We've found that most people favor the NRF52's however, our experience with the SDK has limited our development |O. Additionally, we've got pretty good experience with the STM32 ecosystem :-/O.

We'd like to know why the NRF52's are so popular and what are the caveats of using the STM32WB series.

Siwastaja:

--- Code: ---Horror scale

<-- absolute horror                                                    absolute delight -->

N                                                                                           n
                                           S  s

Legend:
S = STM32 with libraries / development tools
s = STM32 bare metal from scratch with manual
N = NRF52 with the SDK
n = NRF52 bare metal from scratch with manual


--- End code ---


I think NRF52 is the best MCU experience I have ever had when you don't touch the SDK even with a ten-foot pole. The peripherals and their interconnects are just well designed, documented and simple, and nearly free of HW bugs / brain farts. Maybe not as powerful as in STM32, but the generic event/task routing system compensates.

uer166:
I found the nRF peripherals limiting even with the event system, but I certainly haven't used it at scale yet. STM32 is very usable both bare metal and with the Cube code generator.

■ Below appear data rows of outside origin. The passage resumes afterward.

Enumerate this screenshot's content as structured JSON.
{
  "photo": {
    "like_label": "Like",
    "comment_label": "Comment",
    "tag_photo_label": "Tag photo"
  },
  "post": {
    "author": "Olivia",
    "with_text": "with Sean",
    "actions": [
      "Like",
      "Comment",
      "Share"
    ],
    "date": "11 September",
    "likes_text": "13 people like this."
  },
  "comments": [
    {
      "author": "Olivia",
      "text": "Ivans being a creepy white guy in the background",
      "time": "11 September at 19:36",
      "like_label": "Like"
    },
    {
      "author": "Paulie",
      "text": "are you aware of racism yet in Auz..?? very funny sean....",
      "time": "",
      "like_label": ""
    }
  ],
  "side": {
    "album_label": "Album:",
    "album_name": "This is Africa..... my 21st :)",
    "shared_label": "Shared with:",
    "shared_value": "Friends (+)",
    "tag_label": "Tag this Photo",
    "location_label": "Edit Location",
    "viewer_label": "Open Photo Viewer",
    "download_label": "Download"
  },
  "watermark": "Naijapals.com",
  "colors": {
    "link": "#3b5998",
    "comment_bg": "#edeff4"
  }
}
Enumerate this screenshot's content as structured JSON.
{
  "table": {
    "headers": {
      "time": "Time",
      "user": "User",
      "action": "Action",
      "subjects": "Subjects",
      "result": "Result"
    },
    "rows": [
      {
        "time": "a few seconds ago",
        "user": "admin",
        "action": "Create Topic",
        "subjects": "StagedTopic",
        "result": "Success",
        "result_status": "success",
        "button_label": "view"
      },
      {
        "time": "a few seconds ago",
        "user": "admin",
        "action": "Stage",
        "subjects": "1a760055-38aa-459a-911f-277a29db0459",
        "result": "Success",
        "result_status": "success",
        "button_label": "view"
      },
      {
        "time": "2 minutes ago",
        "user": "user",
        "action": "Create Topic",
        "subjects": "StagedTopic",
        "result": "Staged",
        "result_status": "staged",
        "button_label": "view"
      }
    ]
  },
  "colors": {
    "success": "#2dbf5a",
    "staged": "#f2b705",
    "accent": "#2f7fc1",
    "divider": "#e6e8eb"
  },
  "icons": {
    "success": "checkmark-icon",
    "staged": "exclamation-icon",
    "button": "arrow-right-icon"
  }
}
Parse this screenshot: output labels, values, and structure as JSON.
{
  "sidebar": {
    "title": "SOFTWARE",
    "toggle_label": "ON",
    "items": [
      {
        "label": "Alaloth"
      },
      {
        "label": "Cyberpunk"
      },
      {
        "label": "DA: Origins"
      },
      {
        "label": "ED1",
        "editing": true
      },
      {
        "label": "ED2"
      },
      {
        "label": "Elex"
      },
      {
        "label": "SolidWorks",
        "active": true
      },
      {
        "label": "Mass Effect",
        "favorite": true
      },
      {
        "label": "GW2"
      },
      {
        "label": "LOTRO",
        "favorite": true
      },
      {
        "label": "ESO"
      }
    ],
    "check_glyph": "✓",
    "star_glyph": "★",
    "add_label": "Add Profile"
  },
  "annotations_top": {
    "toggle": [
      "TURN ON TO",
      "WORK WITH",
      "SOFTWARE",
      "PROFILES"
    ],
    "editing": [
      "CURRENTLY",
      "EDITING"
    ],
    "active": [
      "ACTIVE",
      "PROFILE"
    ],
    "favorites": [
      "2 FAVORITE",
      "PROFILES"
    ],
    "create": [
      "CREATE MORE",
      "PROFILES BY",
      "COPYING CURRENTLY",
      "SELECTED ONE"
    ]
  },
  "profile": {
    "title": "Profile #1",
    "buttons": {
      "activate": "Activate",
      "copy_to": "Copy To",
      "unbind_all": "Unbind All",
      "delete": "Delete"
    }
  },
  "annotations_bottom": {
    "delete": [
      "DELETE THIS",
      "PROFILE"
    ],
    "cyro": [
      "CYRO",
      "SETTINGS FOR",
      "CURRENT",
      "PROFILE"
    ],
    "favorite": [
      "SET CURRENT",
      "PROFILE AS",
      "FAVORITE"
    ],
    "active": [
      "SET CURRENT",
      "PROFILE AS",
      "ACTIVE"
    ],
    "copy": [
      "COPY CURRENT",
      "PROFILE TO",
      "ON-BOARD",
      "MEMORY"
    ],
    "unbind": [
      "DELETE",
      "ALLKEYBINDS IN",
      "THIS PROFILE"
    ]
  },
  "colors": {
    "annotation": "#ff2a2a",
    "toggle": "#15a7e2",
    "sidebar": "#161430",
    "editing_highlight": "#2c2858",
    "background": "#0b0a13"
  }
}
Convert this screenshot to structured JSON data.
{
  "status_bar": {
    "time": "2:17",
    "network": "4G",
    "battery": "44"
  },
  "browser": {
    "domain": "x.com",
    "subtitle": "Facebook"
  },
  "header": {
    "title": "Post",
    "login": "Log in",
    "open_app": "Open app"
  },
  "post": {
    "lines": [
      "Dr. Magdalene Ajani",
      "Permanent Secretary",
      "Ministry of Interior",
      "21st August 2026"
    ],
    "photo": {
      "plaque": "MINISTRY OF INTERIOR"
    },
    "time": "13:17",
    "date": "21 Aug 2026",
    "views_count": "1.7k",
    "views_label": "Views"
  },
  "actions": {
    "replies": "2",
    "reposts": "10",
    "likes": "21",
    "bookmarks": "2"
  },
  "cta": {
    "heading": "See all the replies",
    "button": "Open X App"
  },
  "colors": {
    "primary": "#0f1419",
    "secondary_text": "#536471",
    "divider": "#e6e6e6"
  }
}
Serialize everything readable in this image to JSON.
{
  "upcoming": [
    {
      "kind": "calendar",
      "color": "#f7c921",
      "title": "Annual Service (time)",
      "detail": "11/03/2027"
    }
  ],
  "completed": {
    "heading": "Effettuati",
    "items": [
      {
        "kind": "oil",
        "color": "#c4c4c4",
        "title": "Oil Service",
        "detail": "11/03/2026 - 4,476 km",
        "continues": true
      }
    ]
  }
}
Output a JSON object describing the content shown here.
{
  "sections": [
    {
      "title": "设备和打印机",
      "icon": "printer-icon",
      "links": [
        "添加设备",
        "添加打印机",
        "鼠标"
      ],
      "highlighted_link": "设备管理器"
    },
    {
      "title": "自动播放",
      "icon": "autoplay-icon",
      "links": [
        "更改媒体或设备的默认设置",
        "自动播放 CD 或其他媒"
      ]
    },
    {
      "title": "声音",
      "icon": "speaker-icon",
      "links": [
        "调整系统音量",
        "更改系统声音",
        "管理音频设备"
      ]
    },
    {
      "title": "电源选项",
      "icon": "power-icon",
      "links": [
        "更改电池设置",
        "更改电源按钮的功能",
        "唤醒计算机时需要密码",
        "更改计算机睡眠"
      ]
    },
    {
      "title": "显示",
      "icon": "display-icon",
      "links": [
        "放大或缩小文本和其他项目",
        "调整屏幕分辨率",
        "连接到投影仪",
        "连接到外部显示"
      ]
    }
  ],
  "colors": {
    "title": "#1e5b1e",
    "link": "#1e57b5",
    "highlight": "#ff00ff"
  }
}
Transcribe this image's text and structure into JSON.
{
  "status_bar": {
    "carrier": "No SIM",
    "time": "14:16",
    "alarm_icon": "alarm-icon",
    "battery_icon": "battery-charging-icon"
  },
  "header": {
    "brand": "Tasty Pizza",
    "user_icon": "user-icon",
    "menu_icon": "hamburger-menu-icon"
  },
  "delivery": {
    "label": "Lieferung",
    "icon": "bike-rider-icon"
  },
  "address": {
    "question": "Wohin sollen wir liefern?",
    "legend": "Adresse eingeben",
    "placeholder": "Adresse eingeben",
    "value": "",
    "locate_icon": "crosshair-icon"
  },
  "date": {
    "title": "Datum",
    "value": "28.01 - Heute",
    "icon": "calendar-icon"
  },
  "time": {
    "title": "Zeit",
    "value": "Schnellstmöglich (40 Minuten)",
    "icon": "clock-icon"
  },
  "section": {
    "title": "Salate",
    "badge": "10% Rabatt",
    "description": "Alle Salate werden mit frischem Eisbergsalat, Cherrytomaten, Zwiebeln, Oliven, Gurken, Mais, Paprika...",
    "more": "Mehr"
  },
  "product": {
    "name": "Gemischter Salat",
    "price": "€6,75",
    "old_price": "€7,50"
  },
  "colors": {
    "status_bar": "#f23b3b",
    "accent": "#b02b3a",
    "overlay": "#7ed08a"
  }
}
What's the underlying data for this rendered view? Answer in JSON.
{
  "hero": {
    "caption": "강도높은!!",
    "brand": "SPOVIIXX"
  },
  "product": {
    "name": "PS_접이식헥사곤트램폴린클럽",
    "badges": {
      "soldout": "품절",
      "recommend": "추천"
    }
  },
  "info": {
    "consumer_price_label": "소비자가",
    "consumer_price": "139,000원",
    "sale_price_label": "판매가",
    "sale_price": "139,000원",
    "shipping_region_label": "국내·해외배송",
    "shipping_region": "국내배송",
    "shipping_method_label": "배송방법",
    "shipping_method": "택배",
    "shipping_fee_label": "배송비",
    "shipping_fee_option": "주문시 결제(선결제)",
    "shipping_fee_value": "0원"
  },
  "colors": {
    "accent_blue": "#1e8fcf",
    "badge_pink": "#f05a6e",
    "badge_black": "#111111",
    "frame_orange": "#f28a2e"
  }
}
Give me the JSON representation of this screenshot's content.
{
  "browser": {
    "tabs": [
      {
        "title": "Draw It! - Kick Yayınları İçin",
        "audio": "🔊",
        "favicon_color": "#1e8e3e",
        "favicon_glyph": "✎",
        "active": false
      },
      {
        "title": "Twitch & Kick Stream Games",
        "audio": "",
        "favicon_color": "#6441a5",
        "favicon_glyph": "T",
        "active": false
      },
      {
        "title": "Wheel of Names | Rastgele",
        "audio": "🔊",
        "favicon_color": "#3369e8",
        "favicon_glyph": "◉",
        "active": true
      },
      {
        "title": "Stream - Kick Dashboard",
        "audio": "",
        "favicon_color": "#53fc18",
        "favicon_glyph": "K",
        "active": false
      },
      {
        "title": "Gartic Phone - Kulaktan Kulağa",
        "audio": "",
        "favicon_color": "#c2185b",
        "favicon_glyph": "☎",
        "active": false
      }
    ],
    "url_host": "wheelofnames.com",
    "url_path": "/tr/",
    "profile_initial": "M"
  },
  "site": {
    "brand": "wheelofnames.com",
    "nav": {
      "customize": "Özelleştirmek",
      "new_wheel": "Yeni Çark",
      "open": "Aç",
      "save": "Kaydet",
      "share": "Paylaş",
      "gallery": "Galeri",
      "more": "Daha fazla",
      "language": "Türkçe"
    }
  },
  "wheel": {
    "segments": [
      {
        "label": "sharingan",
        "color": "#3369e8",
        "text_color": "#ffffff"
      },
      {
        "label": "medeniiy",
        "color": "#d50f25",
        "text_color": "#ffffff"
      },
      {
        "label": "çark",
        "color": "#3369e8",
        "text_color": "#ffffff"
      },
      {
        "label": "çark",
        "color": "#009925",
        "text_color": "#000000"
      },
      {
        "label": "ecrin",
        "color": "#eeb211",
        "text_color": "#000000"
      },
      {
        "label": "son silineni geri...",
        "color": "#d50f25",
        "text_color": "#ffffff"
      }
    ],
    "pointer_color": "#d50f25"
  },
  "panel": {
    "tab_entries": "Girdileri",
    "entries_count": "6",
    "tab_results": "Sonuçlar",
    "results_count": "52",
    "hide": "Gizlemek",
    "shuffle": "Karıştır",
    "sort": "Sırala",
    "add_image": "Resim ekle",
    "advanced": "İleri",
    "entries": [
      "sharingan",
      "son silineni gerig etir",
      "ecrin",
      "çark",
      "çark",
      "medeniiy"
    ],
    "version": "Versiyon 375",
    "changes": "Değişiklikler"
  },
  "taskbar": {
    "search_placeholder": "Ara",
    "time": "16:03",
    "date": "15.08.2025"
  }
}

They're about equivalent pleasant-ness as Siwastaja's chart says, I've done both, but for production/release prefer the Cube/IDE way.

Siwastaja:

--- Quote from: uer166 on August 16, 2022, 06:02:57 pm ---I found the nRF peripherals limiting even with the event system

--- End quote ---

Do you have any specific example in mind?

Has served me well, but to be honest I haven't done much beyond timers, radio, SPI and some UART-based protocols.

In addition to the event/task routing, I like the idea how they managed to force people into using DMA by making it actually easier than not using DMA. So basically if you want to receive up to 10 bytes by SPI, you just put the address of the buffer and the length (ten) into the SPI peripheral registers and it just works, instead of mapping DMA channels and configuring DMA config registers and whatnot. Also easier than getting an interrupt for every byte and managing the buffer in software. Win-win.

uer166:

--- Quote from: Siwastaja on August 16, 2022, 06:14:40 pm ---Do you have any specific example in mind?


--- End quote ---

It was that slightly shoehorned BLDC application. I'm used to having a bunch of DACs, OPAMPs, comparators, separate good quality ADCs, ramp generators etc in STM32G4, but of course nRF lacks mixed-signal in a major way. You can still do a lot with it, but maybe not an interleaved SMPS or a dual motor controller.

Of course that's okay, it's a radio chip, not a true mixed signal job that a lot of STM32 are nowadays.